Just a Couple of Days

Home > Other > Just a Couple of Days > Page 23
Just a Couple of Days Page 23

by Tony Vigorito


  Blip’s voice-mail service answered again, and to my great surprise and relief, the recording had been changed. He now spoke with a great absence of effort, disregarding any impulse to hide his profound amusement, and I could hear Sophia’s hysterical laughter snorting occasionally in the background.

  “Ho there, O wanderer of the wasteland,” Blip spoke loud and brazen, as if he were a medieval wisenheimer guarding the portal to some magical forest. “Do you want your questions answered or your answers questioned? What’s going on is the question. What’s going on is the answer. An answerable question yields a questionable answer. Such is the state of things, good friend. Feel no distress for my condition; forgiveness is as assured as sunrise. Your only penance is this: Write down what has happened. Leave a record of the past. It is no more, and deserves a last hurrah. And don’t break up the festivities, man. History is spent. Peace and absurdity, old friend. If I don’t see you soon, I’ll see you soon after that.”

  Puzzled by his apparent glee, I didn’t leave a message, but instead called back immediately to listen again, this time jotting down what he said on some toilet paper. Just as I finished, a sharp rap came at the door, followed by the sharper voice of General Kiljoy.

  “Hey Fountain! Shit or get off the pot, you know?”

  Startled but not panicked, I coughed loudly, simultaneously disconnecting the phone and shutting off the water in the sink. “Just a minute,” I answered delicately, echoing the standard alibi of toilet tête-à-tête.

  “Did you fall in?” General Kiljoy tossed another bathroom banality at me.

  “No,” I called out needlessly, pocketing the phone, pen, and paper, and scanning around for any other evidence. Satisfied, I boldly opened the door to greet him.

  “False alarm?” he asked, a demented grin on his face.

  “Excuse me?”

  “This bathroom affords little privacy, I’m afraid. The pipes run past the lounge, and they carry sound very well, so we can hear toilet sounds through them. Miss Mary refuses to even use the bathroom, and was going to have the plumbing rerouted next week, but who knows now, right?”

  I nodded noncommittally, and he continued: “You’ve been to the bathroom twice since we got back down here.”

  “Alcohol,” I reminded him, feeling my eyelid twitch in panicky guilt.

  “Doubtful.” His hands strayed to his pockets. “And you don’t have any prostrate problems. I’ve read your file.”

  “I don’t understand,” I replied, surprised that one of my glands had turned up in conversation.

  “That was a powerfully pathetic excuse for a piss just now, wasn’t it?

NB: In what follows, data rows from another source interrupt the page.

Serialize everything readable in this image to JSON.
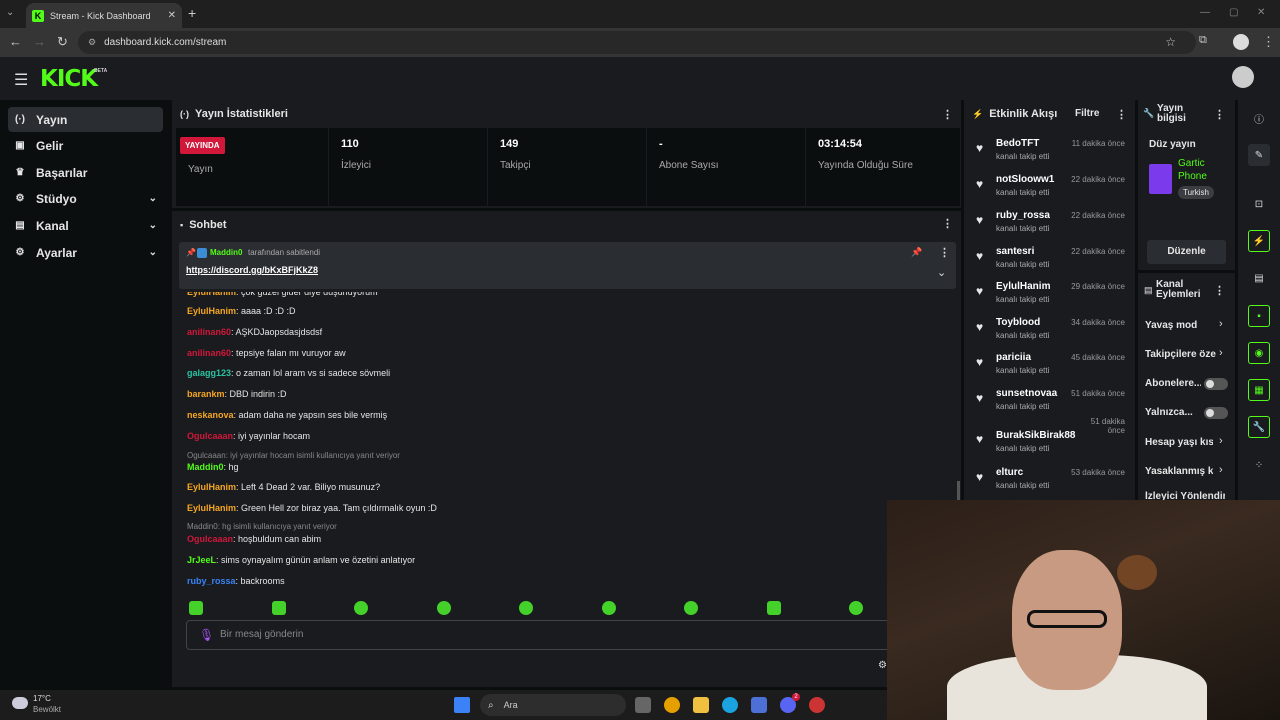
{
  "browser": {
    "tab_title": "Stream - Kick Dashboard",
    "tab_favicon": "K",
    "url": "dashboard.kick.com/stream"
  },
  "header": {
    "logo": "KICK",
    "logo_badge": "BETA"
  },
  "sidebar": {
    "items": [
      {
        "label": "Yayın",
        "icon": "broadcast-icon",
        "glyph": "(·)",
        "active": true,
        "chevron": false
      },
      {
        "label": "Gelir",
        "icon": "revenue-icon",
        "glyph": "▣",
        "active": false,
        "chevron": false
      },
      {
        "label": "Başarılar",
        "icon": "trophy-icon",
        "glyph": "🏆",
        "active": false,
        "chevron": false
      },
      {
        "label": "Stüdyo",
        "icon": "studio-icon",
        "glyph": "⚙",
        "active": false,
        "chevron": true
      },
      {
        "label": "Kanal",
        "icon": "channel-icon",
        "glyph": "▤",
        "active": false,
        "chevron": true
      },
      {
        "label": "Ayarlar",
        "icon": "settings-icon",
        "glyph": "⚙",
        "active": false,
        "chevron": true
      }
    ]
  },
  "stats": {
    "title": "Yayın İstatistikleri",
    "live_badge": "YAYINDA",
    "live_label": "Yayın",
    "cells": [
      {
        "value": "110",
        "label": "İzleyici"
      },
      {
        "value": "149",
        "label": "Takipçi"
      },
      {
        "value": "-",
        "label": "Abone Sayısı"
      },
      {
        "value": "03:14:54",
        "label": "Yayında Olduğu Süre"
      }
    ]
  },
  "chat": {
    "title": "Sohbet",
    "pinned_by": "Maddin0",
    "pinned_suffix": "tarafından sabitlendi",
    "pinned_link": "https://discord.gg/bKxBFjKkZ8",
    "messages": [
      {
        "user": "EylulHanim",
        "color": "#f5a623",
        "text": "çok güzel gider diye düşünüyorum"
      },
      {
        "user": "EylulHanim",
        "color": "#f5a623",
        "text": "aaaa :D :D :D"
      },
      {
        "user": "anilinan60",
        "color": "#d1183a",
        "text": "AŞKDJaopsdasjdsdsf"
      },
      {
        "user": "anilinan60",
        "color": "#d1183a",
        "text": "tepsiye falan mı vuruyor aw"
      },
      {
        "user": "galagg123",
        "color": "#2bc3a3",
        "text": "o zaman lol aram vs si sadece sövmeli"
      },
      {
        "user": "barankm",
        "color": "#f5a623",
        "text": "DBD indirin :D"
      },
      {
        "user": "neskanova",
        "color": "#f5a623",
        "text": "adam daha ne yapsın ses bile vermiş"
      },
      {
        "user": "Ogulcaaan",
        "color": "#d1183a",
        "text": "iyi yayınlar hocam"
      },
      {
        "reply": "Ogulcaaan: iyi yayınlar hocam isimli kullanıcıya yanıt veriyor"
      },
      {
        "user": "Maddin0",
        "color": "#53fc18",
        "text": "hg"
      },
      {
        "user": "EylulHanim",
        "color": "#f5a623",
        "text": "Left 4 Dead 2 var. Biliyo musunuz?"
      },
      {
        "user": "EylulHanim",
        "color": "#f5a623",
        "text": "Green Hell zor biraz yaa. Tam çıldırmalık oyun :D"
      },
      {
        "reply": "Maddin0: hg isimli kullanıcıya yanıt veriyor"
      },
      {
        "user": "Ogulcaaan",
        "color": "#d1183a",
        "text": "hoşbuldum can abim"
      },
      {
        "user": "JrJeeL",
        "color": "#53fc18",
        "text": "sims oynayalım günün anlam ve özetini anlatıyor"
      },
      {
        "user": "ruby_rossa",
        "color": "#3b82f6",
        "text": "backrooms"
      }
    ],
    "input_placeholder": "Bir mesaj gönderin"
  },
  "events": {
    "title": "Etkinlik Akışı",
    "filter": "Filtre",
    "items": [
      {
        "name": "BedoTFT",
        "sub": "kanalı takip etti",
        "time": "11 dakika önce"
      },
      {
        "name": "notSlooww1",
        "sub": "kanalı takip etti",
        "time": "22 dakika önce"
      },
      {
        "name": "ruby_rossa",
        "sub": "kanalı takip etti",
        "time": "22 dakika önce"
      },
      {
        "name": "santesri",
        "sub": "kanalı takip etti",
        "time": "22 dakika önce"
      },
      {
        "name": "EylulHanim",
        "sub": "kanalı takip etti",
        "time": "29 dakika önce"
      },
      {
        "name": "Toyblood",
        "sub": "kanalı takip etti",
        "time": "34 dakika önce"
      },
      {
        "name": "pariciia",
        "sub": "kanalı takip etti",
        "time": "45 dakika önce"
      },
      {
        "name": "sunsetnovaa",
        "sub": "kanalı takip etti",
        "time": "51 dakika önce"
      },
      {
        "name": "BurakSikBirak88",
        "sub": "kanalı takip etti",
        "time": "51 dakika önce"
      },
      {
        "name": "elturc",
        "sub": "kanalı takip etti",
        "time": "53 dakika önce"
      }
    ]
  },
  "stream_info": {
    "title": "Yayın bilgisi",
    "stream_title": "Düz yayın",
    "category": "Gartic Phone",
    "language": "Turkish",
    "edit_button": "Düzenle"
  },
  "channel_actions": {
    "title": "Kanal Eylemleri",
    "items": [
      {
        "label": "Yavaş mod",
        "kind": "chevron"
      },
      {
        "label": "Takipçilere öze",
        "kind": "chevron"
      },
      {
        "label": "Abonelere...",
        "kind": "toggle"
      },
      {
        "label": "Yalnızca...",
        "kind": "toggle"
      },
      {
        "label": "Hesap yaşı kısı",
        "kind": "chevron"
      },
      {
        "label": "Yasaklanmış ke",
        "kind": "chevron"
      },
      {
        "label": "İzleyici Yönlendir",
        "kind": "none"
      }
    ]
  },
  "taskbar": {
    "weather_temp": "17°C",
    "weather_text": "Bewölkt",
    "search_placeholder": "Ara",
    "badge_count": "2"
  },
  "colors": {
    "accent": "#53fc18",
    "live": "#d1183a",
    "panel": "#191b1f",
    "background": "#0b0e0f"
  }
}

We all heard it. Who do you think you’re kidding?”

  “I didn’t realize I had an audience.”

  “The Armed Forces Code of Conduct requires that you begin planning an escape the moment you are captured.” Deranged dimples collapsed into his cheeks like sinkholes over a landfill. “This situation is not interested in the sound of your urination.” He drew close to me, his breath smelling like a recent shot of whiskey. “This situation is only concerned about your safety. This situation can’t take any chances with you.” He paused and leaned in closer. “You’ve got the look, Fountain. I’ve seen it before.”

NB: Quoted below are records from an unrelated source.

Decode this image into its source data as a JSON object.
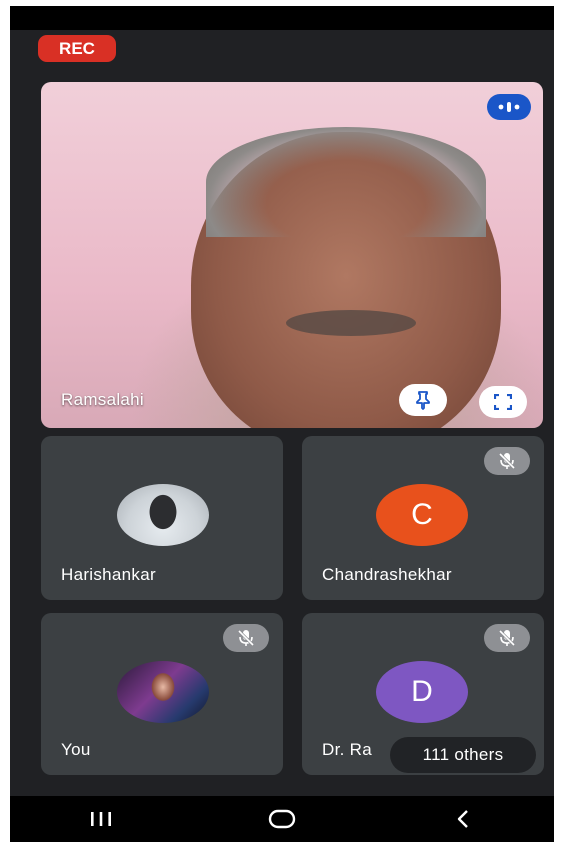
{
  "recording": {
    "label": "REC",
    "color": "#d93025"
  },
  "main_participant": {
    "name": "Ramsalahi",
    "audio_icon": "audio-level-icon",
    "pin_icon": "pin-icon",
    "fullscreen_icon": "fullscreen-icon"
  },
  "participants": [
    {
      "name": "Harishankar",
      "avatar": "photo",
      "muted": false
    },
    {
      "name": "Chandrashekhar",
      "avatar_letter": "C",
      "avatar_color": "#e8511c",
      "muted": true
    },
    {
      "name": "You",
      "avatar": "photo",
      "muted": true
    },
    {
      "name": "Dr. Ra",
      "avatar_letter": "D",
      "avatar_color": "#7e57c2",
      "muted": true
    }
  ],
  "others_count": "111 others",
  "navbar": {
    "recent_icon": "recent-apps-icon",
    "home_icon": "home-icon",
    "back_icon": "back-icon"
  }
}
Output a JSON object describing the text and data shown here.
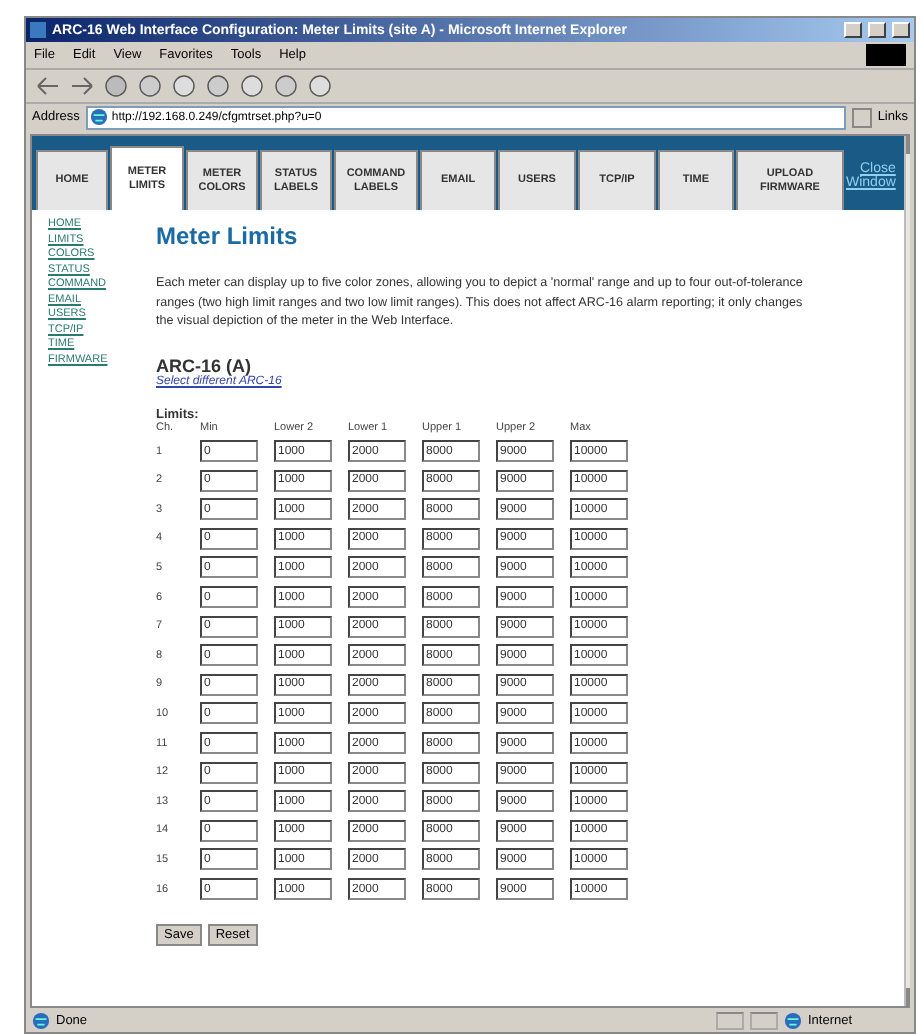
{
  "window": {
    "title": "ARC-16 Web Interface Configuration: Meter Limits (site A) - Microsoft Internet Explorer"
  },
  "menu": [
    "File",
    "Edit",
    "View",
    "Favorites",
    "Tools",
    "Help"
  ],
  "address": {
    "label": "Address",
    "value": "http://192.168.0.249/cfgmtrset.php?u=0",
    "links": "Links"
  },
  "tabs": [
    {
      "label": "HOME",
      "selected": false
    },
    {
      "label": "METER\nLIMITS",
      "selected": true
    },
    {
      "label": "METER\nCOLORS",
      "selected": false
    },
    {
      "label": "STATUS\nLABELS",
      "selected": false
    },
    {
      "label": "COMMAND\nLABELS",
      "selected": false
    },
    {
      "label": "EMAIL",
      "selected": false
    },
    {
      "label": "USERS",
      "selected": false
    },
    {
      "label": "TCP/IP",
      "selected": false
    },
    {
      "label": "TIME",
      "selected": false
    },
    {
      "label": "UPLOAD\nFIRMWARE",
      "selected": false
    }
  ],
  "close_link": "Close\nWindow",
  "sidebar": [
    "HOME",
    "LIMITS",
    "COLORS",
    "STATUS",
    "COMMAND",
    "EMAIL",
    "USERS",
    "TCP/IP",
    "TIME",
    "FIRMWARE"
  ],
  "heading": "Meter Limits",
  "description": "Each meter can display up to five color zones, allowing you to depict a 'normal' range and up to four out-of-tolerance ranges (two high limit ranges and two low limit ranges). This does not affect ARC-16 alarm reporting; it only changes the visual depiction of the meter in the Web Interface.",
  "device": "ARC-16 (A)",
  "select_link": "Select different ARC-16",
  "limits_label": "Limits:",
  "columns": [
    "Ch.",
    "Min",
    "Lower 2",
    "Lower 1",
    "Upper 1",
    "Upper 2",
    "Max"
  ],
  "rows": [
    {
      "ch": "1",
      "values": [
        "0",
        "1000",
        "2000",
        "8000",
        "9000",
        "10000"
      ]
    },
    {
      "ch": "2",
      "values": [
        "0",
        "1000",
        "2000",
        "8000",
        "9000",
        "10000"
      ]
    },
    {
      "ch": "3",
      "values": [
        "0",
        "1000",
        "2000",
        "8000",
        "9000",
        "10000"
      ]
    },
    {
      "ch": "4",
      "values": [
        "0",
        "1000",
        "2000",
        "8000",
        "9000",
        "10000"
      ]
    },
    {
      "ch": "5",
      "values": [
        "0",
        "1000",
        "2000",
        "8000",
        "9000",
        "10000"
      ]
    },
    {
      "ch": "6",
      "values": [
        "0",
        "1000",
        "2000",
        "8000",
        "9000",
        "10000"
      ]
    },
    {
      "ch": "7",
      "values": [
        "0",
        "1000",
        "2000",
        "8000",
        "9000",
        "10000"
      ]
    },
    {
      "ch": "8",
      "values": [
        "0",
        "1000",
        "2000",
        "8000",
        "9000",
        "10000"
      ]
    },
    {
      "ch": "9",
      "values": [
        "0",
        "1000",
        "2000",
        "8000",
        "9000",
        "10000"
      ]
    },
    {
      "ch": "10",
      "values": [
        "0",
        "1000",
        "2000",
        "8000",
        "9000",
        "10000"
      ]
    },
    {
      "ch": "11",
      "values": [
        "0",
        "1000",
        "2000",
        "8000",
        "9000",
        "10000"
      ]
    },
    {
      "ch": "12",
      "values": [
        "0",
        "1000",
        "2000",
        "8000",
        "9000",
        "10000"
      ]
    },
    {
      "ch": "13",
      "values": [
        "0",
        "1000",
        "2000",
        "8000",
        "9000",
        "10000"
      ]
    },
    {
      "ch": "14",
      "values": [
        "0",
        "1000",
        "2000",
        "8000",
        "9000",
        "10000"
      ]
    },
    {
      "ch": "15",
      "values": [
        "0",
        "1000",
        "2000",
        "8000",
        "9000",
        "10000"
      ]
    },
    {
      "ch": "16",
      "values": [
        "0",
        "1000",
        "2000",
        "8000",
        "9000",
        "10000"
      ]
    }
  ],
  "buttons": [
    "Save",
    "Reset"
  ],
  "status_bar": {
    "left": "Done",
    "zone": "Internet"
  }
}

  “You think I’m trying to escape in the bathroom?”

  “Suicide.” He stood upright and cracked his knuckles. “I told you I read faces. If you try it, I guarantee I’ll save your life, just so I can cut off every one of your fingers and toes.”

  “I’m not suicidal,” I assured him and my digits.

  “Maybe not, but something’s suspicious.” He eyed me and winked, then slapped me on the shoulder. “You jackin’ off in there?”

  “What?” I recoiled, then thought better of it and pushed past him.

  He laughed loudly from the bathroom behind me. “I’d rather you jack yourself off than off yourself, Jack!”

  105 In my absence, Tynee had located emergency food rations consisting of peanut butter that tasted like sawdust paste and cheese product that looked like frozen phlegm. The provisions were several years old, I was informed after I’d tasted some peanut butter. Hungry as I was, I declined a sample of the cheese.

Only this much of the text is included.